Gabby goes goth

Simon Tyers reports that on European nights Gabby Logan shows her increasing propensity to wear yet more dark eye make up

The biennial search for the least thought-through cash-in on a major football tournament may have been settled right at the outset by the Budweiser Academy. Not only does the humour derive from the basic principle that Americans don’t know the first thing about soccer, a big comment to make when their national side are above England’s in FIFA’s rankings, but it appears whoever storyboarded the advert doesn’t even understand American sport. Bad enough that a real basketball coach, Kevin Cadle, is shown coaching gridiron footballers. Worse that we see a player collecting a punt from the goalkeeper and making off the other way with the ball in his hands, when, if he was aware of American football rules, he should be returning it towards the keeper’s end.

Why is Gabby Logan wearing more and more make-up as ITV’s Champions League season progresses? By Arsenal’s trip to Villarreal she was sporting so much dark eyeliner the organisers of Whitby’s goth weekend must have been formulating an invitation letter. It’s plausible that, having missed the start of the season due to giving birth, she feels she needs to keep up the reputation fostered by many a magazine profile of radiance in the face of heavily shaking studios – ITV’s cupboard was wobbling visibly after Milan’s win over Lyon, necessitating a hasty handover to pitchside.

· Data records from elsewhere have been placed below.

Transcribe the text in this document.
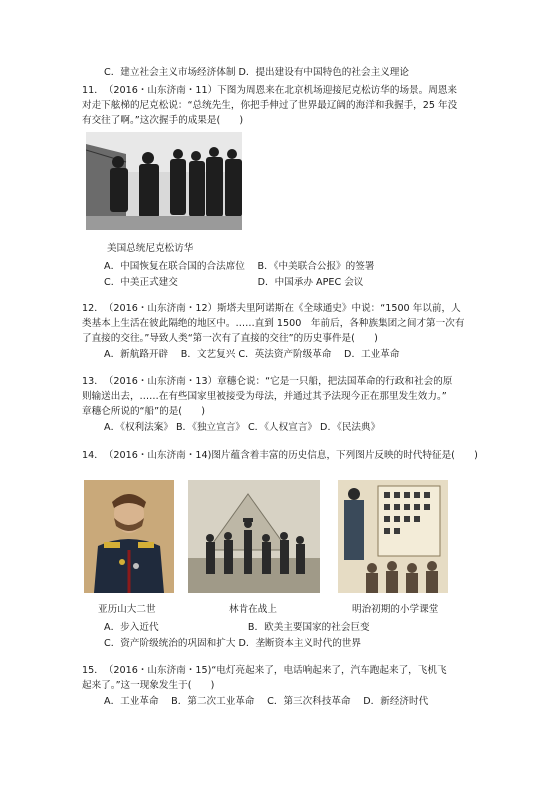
C．建立社会主义市场经济体制 D．提出建设有中国特色的社会主义理论
11．　（2016・山东济南・11）下图为周恩来在北京机场迎接尼克松访华的场景。周恩来
对走下舷梯的尼克松说：“总统先生，你把手伸过了世界最辽阔的海洋和我握手，25 年没
有交往了啊。”这次握手的成果是(　　)
美国总统尼克松访华
A．中国恢复在联合国的合法席位　 B．《中美联合公报》的签署
C．中美正式建交　　　　　　　　 D．中国承办 APEC 会议
12．　（2016・山东济南・12）斯塔夫里阿诺斯在《全球通史》中说：“1500 年以前，人
类基本上生活在彼此隔绝的地区中。……直到 1500　年前后，各种族集团之间才第一次有
了直接的交往。”导致人类“第一次有了直接的交往”的历史事件是(　　)
A．新航路开辟　 B．文艺复兴 C．英法资产阶级革命　 D．工业革命
13．　（2016・山东济南・13）章穗仑说：“它是一只船，把法国革命的行政和社会的原
则输送出去，……在有些国家里被接受为母法，并通过其予法现今正在那里发生效力。”
章穗仑所说的“船”的是(　　)
A．《权利法案》 B．《独立宣言》 C．《人权宣言》 D．《民法典》
14．　（2016・山东济南・14)图片蕴含着丰富的历史信息，下列图片反映的时代特征是(　　)
亚历山大二世	林肯在战上	明治初期的小学课堂
A．步入近代　　　　　　　　　 B．欧美主要国家的社会巨变
C．资产阶级统治的巩固和扩大 D．垄断资本主义时代的世界
15．　（2016・山东济南・15)“电灯亮起来了，电话响起来了，汽车跑起来了，飞机飞
起来了。”这一现象发生于(　　)
A．工业革命　 B．第二次工业革命　 C．第三次科技革命　 D．新经济时代
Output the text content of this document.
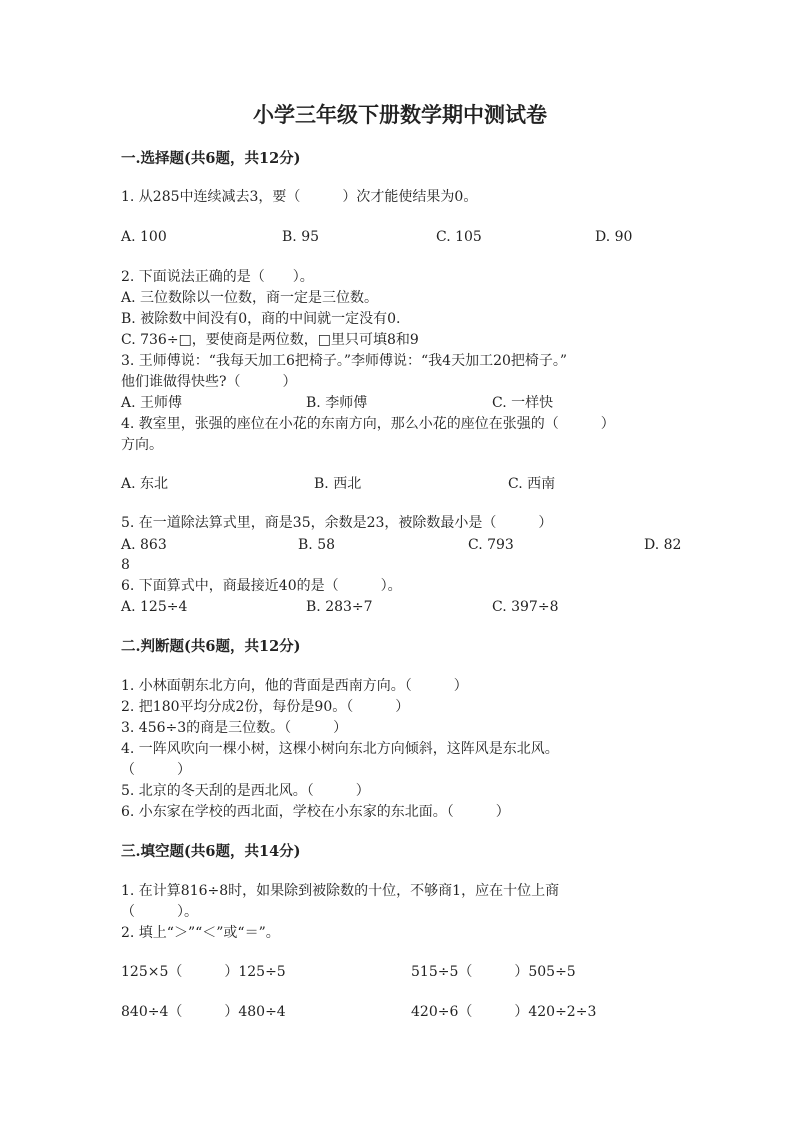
小学三年级下册数学期中测试卷
一.选择题(共6题，共12分)
1. 从285中连续减去3，要（　　　）次才能使结果为0。
A. 100	B. 95	C. 105	D. 90
2. 下面说法正确的是（　　）。
A. 三位数除以一位数，商一定是三位数。
B. 被除数中间没有0，商的中间就一定没有0.
C. 736÷□，要使商是两位数，□里只可填8和9
3. 王师傅说：“我每天加工6把椅子。”李师傅说：“我4天加工20把椅子。”
他们谁做得快些?（　　　）
A. 王师傅	B. 李师傅	C. 一样快
4. 教室里，张强的座位在小花的东南方向，那么小花的座位在张强的（　　　）
方向。
A. 东北	B. 西北	C. 西南
5. 在一道除法算式里，商是35，余数是23，被除数最小是（　　　）
A. 863	B. 58	C. 793	D. 82
8
6. 下面算式中，商最接近40的是（　　　）。
A. 125÷4	B. 283÷7	C. 397÷8
二.判断题(共6题，共12分)
1. 小林面朝东北方向，他的背面是西南方向。（　　　）
2. 把180平均分成2份，每份是90。（　　　）
3. 456÷3的商是三位数。（　　　）
4. 一阵风吹向一棵小树，这棵小树向东北方向倾斜，这阵风是东北风。
（　　　）
5. 北京的冬天刮的是西北风。（　　　）
6. 小东家在学校的西北面，学校在小东家的东北面。（　　　）
三.填空题(共6题，共14分)
1. 在计算816÷8时，如果除到被除数的十位，不够商1，应在十位上商
（　　　）。
2. 填上“＞”“＜”或“＝”。
125×5（　　　）125÷5	515÷5（　　　）505÷5
840÷4（　　　）480÷4	420÷6（　　　）420÷2÷3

Ally and Andy’s sideshow has remained undisturbed even by the Nou Camp spectator who was picked up on pitchside mikes following the Barcelona v Chelsea game shouting “go home BBC!” at them and after Arsenal’s win they got to extend their brief by inviting Thierry Henry to their podium. It wasn’t the disaster viewers would surely have expected, even from a network that still believes in David Pleat’s elastic approach to the art of co-commentary, largely because Henry appeared visibly dazed by the whole experience, spending half his screen time determined to get a message across to Steven Gerrard. At least this makes for a direct, accurate route to screen, Gabby next going over to Gabriel Clarke as he “has Sol Campbell with him”, at which we cut to Gabriel with Jens Lehmann.

ITV is of course the commercial channel, so much so that against their better judgment many are already mourning the loss of the singing Mastercard dots, but it now seems Football Focus can’t land an interview with a Premiership player without having to pull them into a makeshift studio at the launch of a heavily branded product. Whether Stuart Pearce, supposedly at the filming of the Carlsberg advert, Wayne Rooney, in association with Coca-Cola, or Shaun Wright-Phillips, combining all his commercial tie-ins in one go by playing with an XBox next to a five-a-side football pitch, such back-door commercialism so soon after the BBC charter renewal could be seen as playing with fire. Things reached a head when Garth Crooks got to meet Paul Robinson at the launch of the “official England pint glass”, just the sort of example the FA would want to set to their travelling fans.

In any case, Football Focus’s head was soon turned by the Scolari affair. While it’s a truism to say that the media only blamed the FA so rabidly because the subject of the story laid the blame at the media’s front door (which will never do), they did a good job of fogging the issue once caught on the hop. In Focus’s case this meant launching a one-programme campaign to get Arsène Wenger installed as England coach, despite having just devoted most of a feature to pundits slamming the very idea of a non-English pick. Wenger isn’t interested in the job, almost needless to say, but the artificial issue was that he hadn’t been publicly approached for the job, unlike Luiz Felipe Scolari, who was publicly reported as having been privately contacted. Then John Motson said he understood that Wenger had been approached after all, leaving everyone in a mess. Mark Lawrenson, never known for giving up in the face of adversity, suggested Wenger should be approached again anyway despite having just been shown a clip of a press conference in which Arsène said he still didn’t want the job.

Crooks managed to top everyone later that day on Score by reacting to the news that Alan Curbishley had left Charlton by blaming Brian Barwick and the FA for the club’s poor recent form and their being booed off, because, you understand, Curbishley might have been unsettled by being linked with the England job. I’m sure that Middlesbrough fan who threw his season ticket at Steve McClaren thinks much the same.